Pertanyaan lanjutannya, apakah dengan demikian struktur organisasi dalam korporasi atau birokrasi perlu beradaptasi dan menyederhanakan proses eksekusi? Jawabannya adalah ya. Kecepatan adalah kunci keberhasilan, dan dalam konteks ketidakpastian menghadapi situasi pandemi kecepatan akan menjadi panglima utamanya. Baru diikuti oleh aspek-aspek lainnya, terutama dari sisi keakuratan. Harus disadari bahwa situasi pandemi adalah situasi yang sering disebut unprecedented.
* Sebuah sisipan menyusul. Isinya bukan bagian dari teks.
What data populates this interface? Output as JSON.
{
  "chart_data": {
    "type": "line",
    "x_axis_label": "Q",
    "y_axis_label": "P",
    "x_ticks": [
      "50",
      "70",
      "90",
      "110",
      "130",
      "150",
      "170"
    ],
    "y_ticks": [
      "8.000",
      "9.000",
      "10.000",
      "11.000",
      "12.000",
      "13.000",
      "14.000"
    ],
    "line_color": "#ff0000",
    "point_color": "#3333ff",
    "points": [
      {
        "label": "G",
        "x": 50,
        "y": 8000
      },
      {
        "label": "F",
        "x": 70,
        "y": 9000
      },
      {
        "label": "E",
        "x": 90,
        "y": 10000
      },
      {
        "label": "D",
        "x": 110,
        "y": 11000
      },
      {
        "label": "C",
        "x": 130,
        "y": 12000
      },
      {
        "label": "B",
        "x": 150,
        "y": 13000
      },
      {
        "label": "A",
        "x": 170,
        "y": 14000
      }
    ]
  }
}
Situasi yang belum pernah kita alami dengan semua ekosistem yang terbentuk pada hari ini.
Hal terpenting dalam proses adaptasi adalah kemampuan untuk memahami perubahan dan kemauan untuk merespons secara cepat lagi tepat sesuai dengan situasi yang dihadapi. Karena itu, kolaborasi menjadi kata paling penting dalam upaya kita melawan resesi.